Here is an example of evaluating and testing the transfer learning model:
import matplotlib.pyplot as plt
import numpy as np
# Evaluate the model on the test set
test_loss, test_accuracy = model.evaluate(test_dataset)
print(f"Test loss: {test_loss}, Test accuracy: {test_accuracy}")
# Make predictions on new data
image_url = "https://www.catster.com/wp-content/uploads/2018/05/A-gray-cat-closing-its-eyes-and-enjoying-the-sunshine.-Photography-by-StocksyUnited.jpg"
image = tf.keras.utils.get_file("image.jpg", image_url)
image = tf.keras.preprocessing.image.load_img(image, target_size=(224, 224))
image = tf.keras.preprocessing.image.img_to_array(image)
image = image / 255.0
image = np.expand_dims(image, axis=0)
prediction = model.predict(image)
class_names = ["cat", "dog"]
predicted_class = class_names[np.argmax(prediction)]

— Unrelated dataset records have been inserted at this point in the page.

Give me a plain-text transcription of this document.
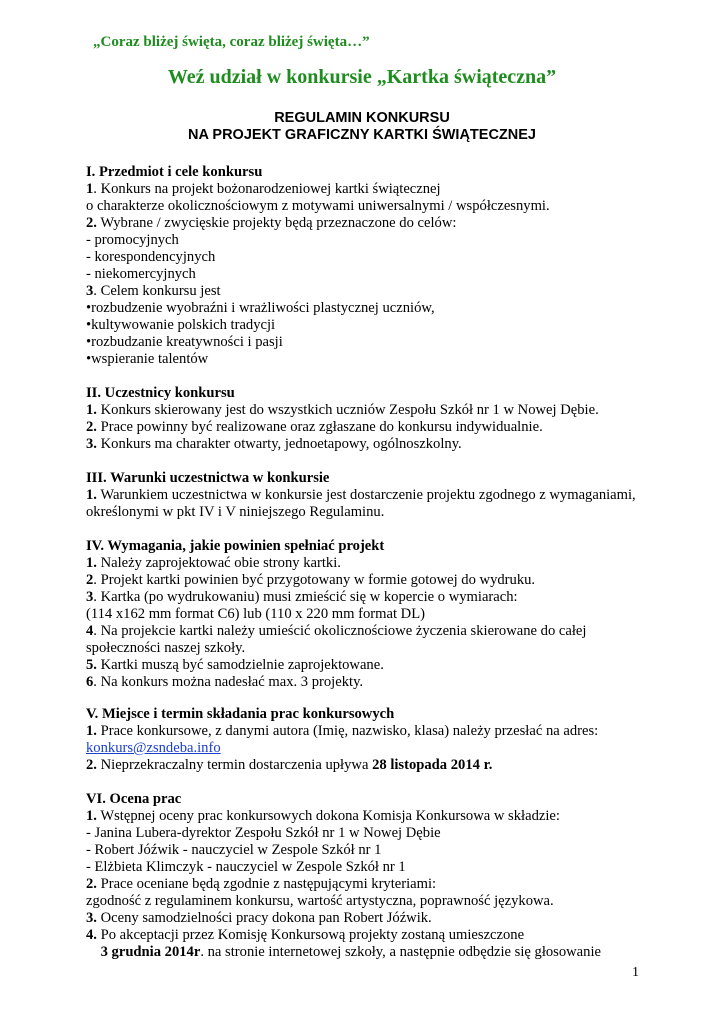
„Coraz bliżej święta, coraz bliżej święta…”
Weź udział w konkursie „Kartka świąteczna”
REGULAMIN KONKURSU
NA PROJEKT GRAFICZNY KARTKI ŚWIĄTECZNEJ
I. Przedmiot i cele konkursu
1. Konkurs na projekt bożonarodzeniowej kartki świątecznej
o charakterze okolicznościowym z motywami uniwersalnymi / współczesnymi.
2. Wybrane / zwycięskie projekty będą przeznaczone do celów:
- promocyjnych
- korespondencyjnych
- niekomercyjnych
3. Celem konkursu jest
•rozbudzenie wyobraźni i wrażliwości plastycznej uczniów,
•kultywowanie polskich tradycji
•rozbudzanie kreatywności i pasji
•wspieranie talentów
II. Uczestnicy konkursu
1. Konkurs skierowany jest do wszystkich uczniów Zespołu Szkół nr 1 w Nowej Dębie.
2. Prace powinny być realizowane oraz zgłaszane do konkursu indywidualnie.
3. Konkurs ma charakter otwarty, jednoetapowy, ogólnoszkolny.
III. Warunki uczestnictwa w konkursie
1. Warunkiem uczestnictwa w konkursie jest dostarczenie projektu zgodnego z wymaganiami,
określonymi w pkt IV i V niniejszego Regulaminu.
IV. Wymagania, jakie powinien spełniać projekt
1. Należy zaprojektować obie strony kartki.
2. Projekt kartki powinien być przygotowany w formie gotowej do wydruku.
3. Kartka (po wydrukowaniu) musi zmieścić się w kopercie o wymiarach:
(114 x162 mm format C6) lub (110 x 220 mm format DL)
4. Na projekcie kartki należy umieścić okolicznościowe życzenia skierowane do całej
społeczności naszej szkoły.
5. Kartki muszą być samodzielnie zaprojektowane.
6. Na konkurs można nadesłać max. 3 projekty.
V. Miejsce i termin składania prac konkursowych
1. Prace konkursowe, z danymi autora (Imię, nazwisko, klasa) należy przesłać na adres:
konkurs@zsndeba.info
2. Nieprzekraczalny termin dostarczenia upływa 28 listopada 2014 r.
VI. Ocena prac
1. Wstępnej oceny prac konkursowych dokona Komisja Konkursowa w składzie:
- Janina Lubera-dyrektor Zespołu Szkół nr 1 w Nowej Dębie
- Robert Jóźwik - nauczyciel w Zespole Szkół nr 1
- Elżbieta Klimczyk - nauczyciel w Zespole Szkół nr 1
2. Prace oceniane będą zgodnie z następującymi kryteriami:
zgodność z regulaminem konkursu, wartość artystyczna, poprawność językowa.
3. Oceny samodzielności pracy dokona pan Robert Jóźwik.
4. Po akceptacji przez Komisję Konkursową projekty zostaną umieszczone
3 grudnia 2014r. na stronie internetowej szkoły, a następnie odbędzie się głosowanie
1
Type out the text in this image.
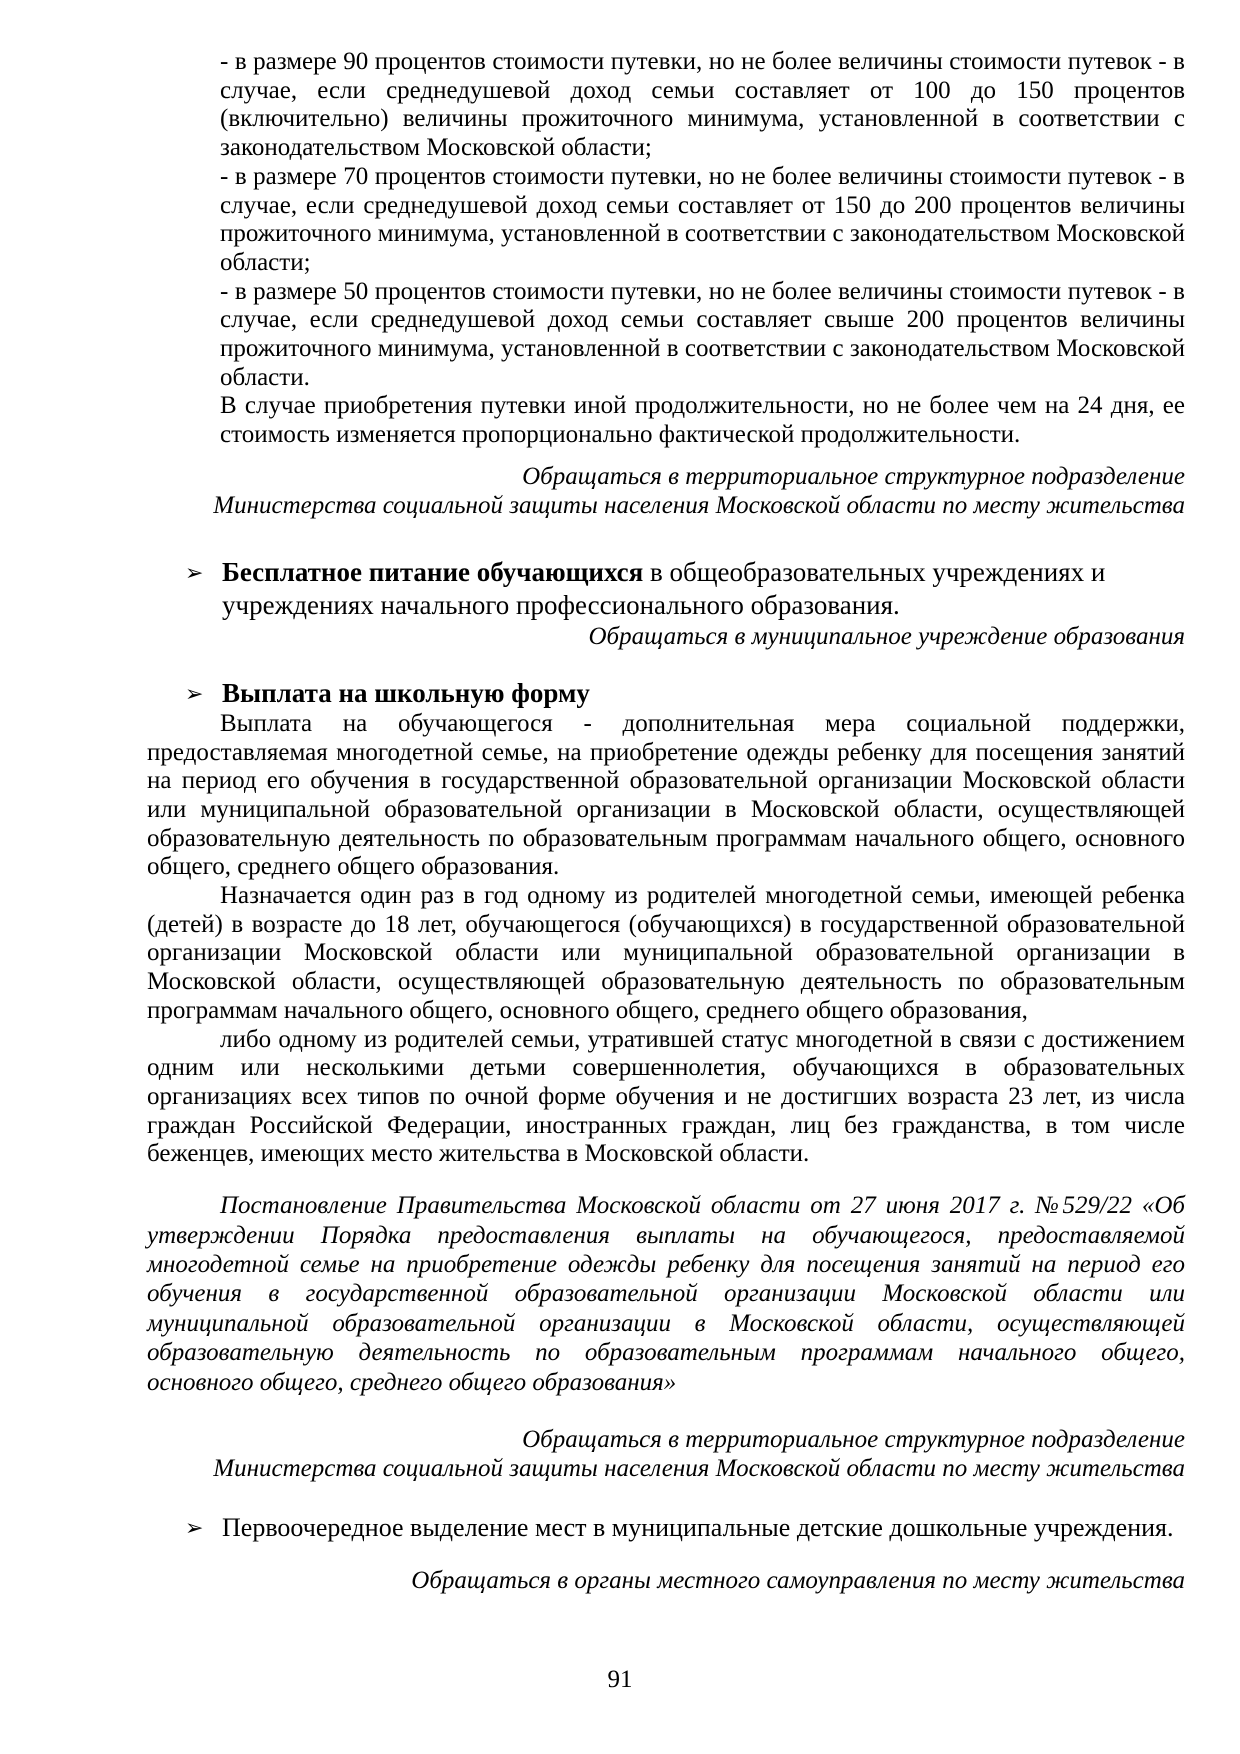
- в размере 90 процентов стоимости путевки, но не более величины стоимости путевок - в случае, если среднедушевой доход семьи составляет от 100 до 150 процентов (включительно) величины прожиточного минимума, установленной в соответствии с законодательством Московской области;

- в размере 70 процентов стоимости путевки, но не более величины стоимости путевок - в случае, если среднедушевой доход семьи составляет от 150 до 200 процентов величины прожиточного минимума, установленной в соответствии с законодательством Московской области;

- в размере 50 процентов стоимости путевки, но не более величины стоимости путевок - в случае, если среднедушевой доход семьи составляет свыше 200 процентов величины прожиточного минимума, установленной в соответствии с законодательством Московской области.

В случае приобретения путевки иной продолжительности, но не более чем на 24 дня, ее стоимость изменяется пропорционально фактической продолжительности.

Обращаться в территориальное структурное подразделение
Министерства социальной защиты населения Московской области по месту жительства
➢ Бесплатное питание обучающихся в общеобразовательных учреждениях и учреждениях начального профессионального образования.
Обращаться в муниципальное учреждение образования
➢ Выплата на школьную форму

Выплата на обучающегося - дополнительная мера социальной поддержки, предоставляемая многодетной семье, на приобретение одежды ребенку для посещения занятий на период его обучения в государственной образовательной организации Московской области или муниципальной образовательной организации в Московской области, осуществляющей образовательную деятельность по образовательным программам начального общего, основного общего, среднего общего образования.

Назначается один раз в год одному из родителей многодетной семьи, имеющей ребенка (детей) в возрасте до 18 лет, обучающегося (обучающихся) в государственной образовательной организации Московской области или муниципальной образовательной организации в Московской области, осуществляющей образовательную деятельность по образовательным программам начального общего, основного общего, среднего общего образования,

либо одному из родителей семьи, утратившей статус многодетной в связи с достижением одним или несколькими детьми совершеннолетия, обучающихся в образовательных организациях всех типов по очной форме обучения и не достигших возраста 23 лет, из числа граждан Российской Федерации, иностранных граждан, лиц без гражданства, в том числе беженцев, имеющих место жительства в Московской области.

Постановление Правительства Московской области от 27 июня 2017 г. №529/22 «Об утверждении Порядка предоставления выплаты на обучающегося, предоставляемой многодетной семье на приобретение одежды ребенку для посещения занятий на период его обучения в государственной образовательной организации Московской области или муниципальной образовательной организации в Московской области, осуществляющей образовательную деятельность по образовательным программам начального общего, основного общего, среднего общего образования»

Обращаться в территориальное структурное подразделение
Министерства социальной защиты населения Московской области по месту жительства
➢ Первоочередное выделение мест в муниципальные детские дошкольные учреждения.
Обращаться в органы местного самоуправления по месту жительства
91
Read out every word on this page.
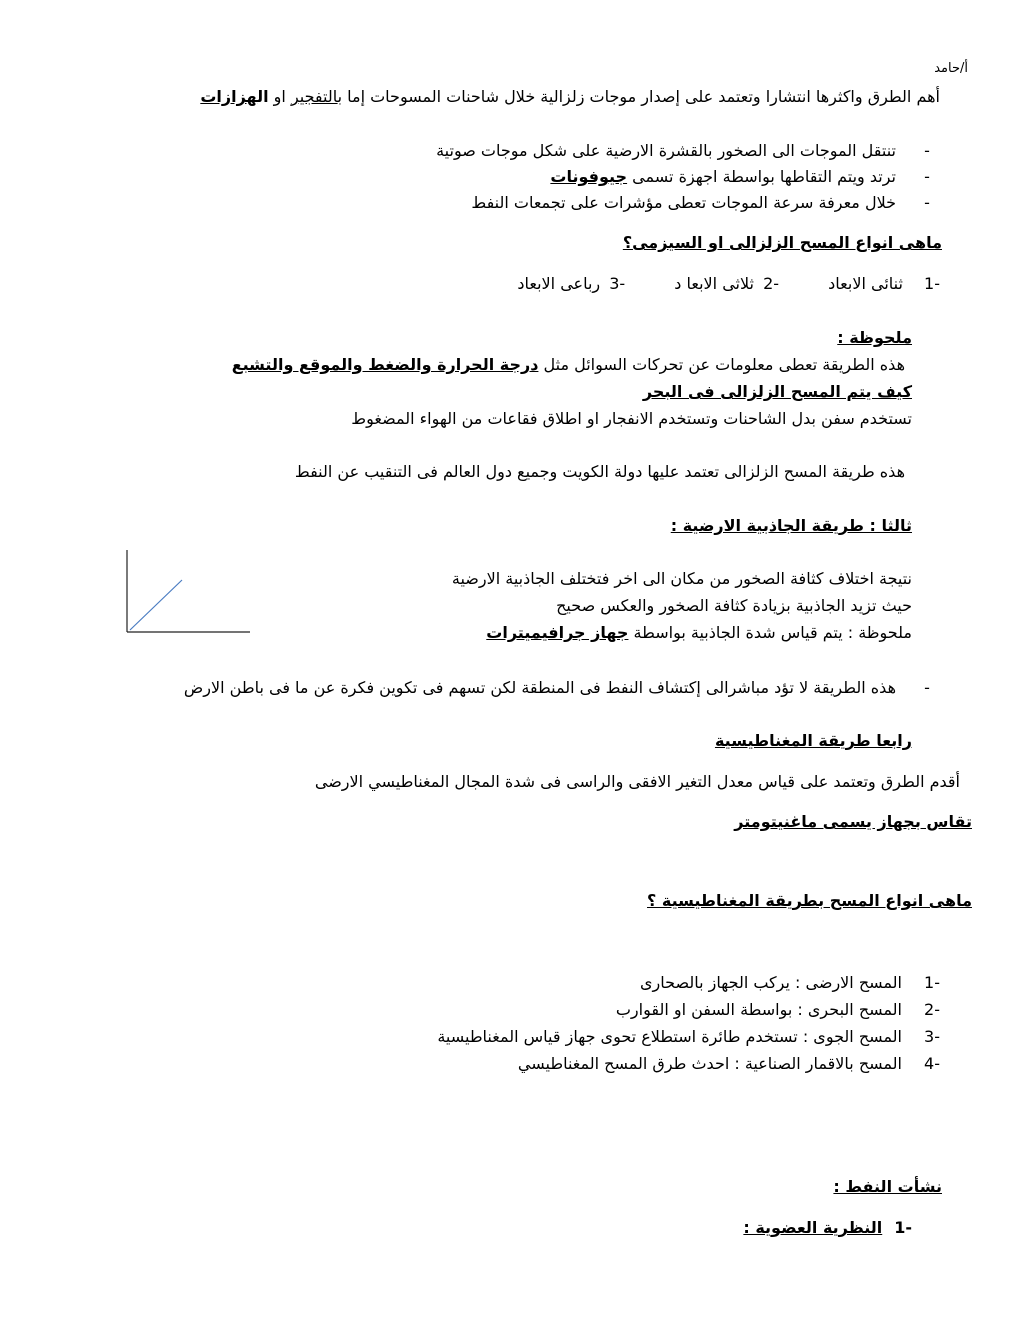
أ/حامد
أهم الطرق واكثرها انتشارا وتعتمد على إصدار موجات زلزالية خلال شاحنات المسوحات إما بالتفجير او الهزازات
-تنتقل الموجات الى الصخور بالقشرة الارضية على شكل موجات صوتية
-ترتد ويتم التقاطها بواسطة اجهزة تسمى جيوفونات
-خلال معرفة سرعة الموجات تعطى مؤشرات على تجمعات النفط
ماهى انواع المسح الزلزالى او السيزمى؟
-1 ثنائى الابعاد -2 ثلاثى الابعا د -3 رباعى الابعاد
ملحوظة :
هذه الطريقة تعطى معلومات عن تحركات السوائل مثل درجة الحرارة والضغط والموقع والتشبع
كيف يتم المسح الزلزالى فى البحر
تستخدم سفن بدل الشاحنات وتستخدم الانفجار او اطلاق فقاعات من الهواء المضغوط
هذه طريقة المسح الزلزالى تعتمد عليها دولة الكويت وجميع دول العالم فى التنقيب عن النفط
ثالثا : طريقة الجاذبية الارضية :
نتيجة اختلاف كثافة الصخور من مكان الى اخر فتختلف الجاذبية الارضية
حيث تزيد الجاذبية بزيادة كثافة الصخور والعكس صحيح
ملحوظة : يتم قياس شدة الجاذبية بواسطة جهاز جرافيميترات
-هذه الطريقة لا تؤد مباشرالى إكتشاف النفط فى المنطقة لكن تسهم فى تكوين فكرة عن ما فى باطن الارض
رابعا طريقة المغناطيسية
أقدم الطرق وتعتمد على قياس معدل التغير الافقى والراسى فى شدة المجال المغناطيسي الارضى
تقاس بجهاز يسمى ماغنيتومتر
ماهى انواع المسح بطريقة المغناطيسية ؟
-1المسح الارضى : يركب الجهاز بالصحارى
-2المسح البحرى : بواسطة السفن او القوارب
-3المسح الجوى : تستخدم طائرة استطلاع تحوى جهاز قياس المغناطيسية
-4المسح بالاقمار الصناعية : احدث طرق المسح المغناطيسي
نشأت النفط :
-1النظرية العضوية :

confidence = np.max(prediction)
plt.imshow(image[0])
plt.axis("off")
plt.title(f"Prediction: {predicted_class}, Confidence: {confidence:.2f}")
plt.show()
In this example, we evaluate the model on the test set and print the test loss and accuracy. We then download an image of a cat from the internet and preprocess it in the same way as the training and test data. We use the predict method of the model to make a prediction on the new data and convert the prediction to a class name and confidence score. We then plot the image and the predicted class and confidence score.
Conclusion
Transfer learning is a powerful technique for image classification that allows us to leverage pre-trained models to solve new tasks with limited data. In this article, we have explored the basics of transfer learning for image classification with TensorFlow, including how to load pre-trained models from TensorFlow Hub, how to fine-tune them for new tasks, and how to evaluate and test the transfer learning model. By following these steps, even beginners can build accurate image classifiers with limited data.